The World Cup was stage managed hitting, and it could be the death of ODI

The World Cup was a desperate attempt to be something it isn’t, with a horribly stage managed display of industrially produced six hitting. If One Day cricket is to survive, it must start to carve out a niche, and recognise its place within the rhythm of the cricketing calendar. 

The ICC praised the glorious 2015 World Cup with a headline on an article on their website that Peter Moores would have been proud of:


The article says that ‘After the 42 group games, the average run rate for the competition looks set to average more than five runs per over for the first time in the history of the competition. 

“So far runs have been scored at 5.07 runs per over, at an average of 28.43 runs per wicket, beating the previous best of 4.95 in 2007.’.

By the end of the tournament, the overall run rate was 5.6 runs per over. 

But, this was man made carnage. 

This World Cup had a number of crucial elements fixed, which created a concoction of chaos for bowlers.

There were of course shorter boundaries, allowing for quick constant runs. There were two new kookaburra balls, meaning both less swing for the quick bowlers.  

In terms of fielding restrictions, a change was made in 2012, whereby a maximum of four fielders were allowed outside the 30-yard circle for the majority of the innings.

Oh, and instead of three blocks of power plays, there were two blocks: the first in the opening ten overs, when only two fielders are allowed outside the ring;  and the second, a five-over block taken by the batting side before the 40th over, restricting the number to three outside the ring.[ESPN Cricinfo].

In other words, it was a rigged game. 

Someone decided to throw out of the window tactics and subtlety, and put it on to the ‘crash bang wallop’ setting.

Like a stage production, It went to a script. 

The Associates had fun, but got nowhere. But sixes were hit. England flopped. A few sixes were hit [against them]. Pakistan and the West Indies fought hard and fell short. But sixes were hit. Sri Lanka were underestimated. But sixes were hit. South Africa got a Semi-Final. But Ab de Villiers hit lots of sixes on beast mode. Australia (the villain) beat their co-Hosts New Zealand in the final, then the Channel 9 team was let loose.

“It was the greatest World Cup ever”, and a thousand other cliches.

It wasn’t ‘boring‘, but after the 400th six, it did get a bit tedious. Oh, he’s scored a double hundred again.. someone wake me up when he breaks Lara’s 400. 

It was microcosmic of fifty over cricket as a whole; trying to be something it wasn’t.

Unlike the IPL which has genuine raw support and appeals to people as a a short sharp burst of drama, this was dragged out. It was mass produced six hitting forced down people’s throats.

The World Cup in 2015 World Cup saw a staggering 38 hundreds, compared to 24 in 2011 and 20  in 2007. Even before the quarter and semi final stage, there had been more centuries and scores of over 300 than any other previous World Cup. 

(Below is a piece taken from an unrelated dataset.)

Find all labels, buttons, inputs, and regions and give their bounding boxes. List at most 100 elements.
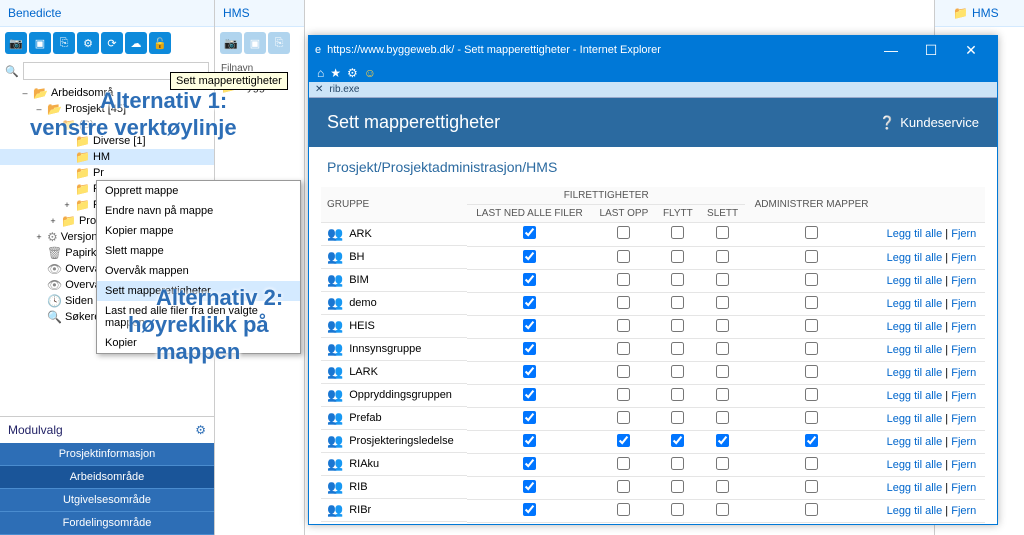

The next World Cup organisers should do the humanitarian thing, and replace bowlers with bowling machines. 

If 50 over cricket wants to survive, perhaps it should look back to 2003. 

Run rates were steady. Around one, with Australia narrowly pointing their noses over two.

It was exciting and engaging cricket, because it was unique and had character.

There were plots and sub plots.

Shoaib Akhtar and Brett Lee were genuinely hostile. Andy Flower’s black armband. Muttiah Muralitharan versus Shane Warne. The legendary Kenyan upset, a host of other things. It wasn’t just crash bang wallop, because it didn’t need to be. It was 50 over cricket with a unique flavour.

Admittedly T20 was not a dominant force at the time, but nevertheless, there was still an appetite for this brand of aggressive must thinking cricket. 

One day cricket must start to distinguish itself from T20 cricket, and not try to become like it. 

If it tries to emulate something which is hugely popular for two key specific reasons, it’s time frame and intensity, then it will fail. 50 over cricket will be like the embarrassing dad wearing Topman skinny jeans and red converse in front of their T20 son. 

One Day cricket needs to do some soul searching and recognise that it will not survive unless it is itself. It has had success when it has been itself. When it has embraced a balance between bat an ball, and between the pace of Test cricket and T20. 

This World Cup will be remembered as the World Cup that everyone knew the result of before it started. It was like watching a film that you have seen a thousand times before. It was enjoyable, but it wouldn’t hurt to see something different. 

One Day cricket is huge in the sub continent especially, and it a perfect stepping stone for the associate and Test playing nations. 

It needs to exist, and without it, there would be no middle ground between the oldest and newest forms of the game.

If 50 over cricket turns into 20 over cricket, it will die, and with it, cricket will lose all of its subtlety. It will become a sport of two extremes.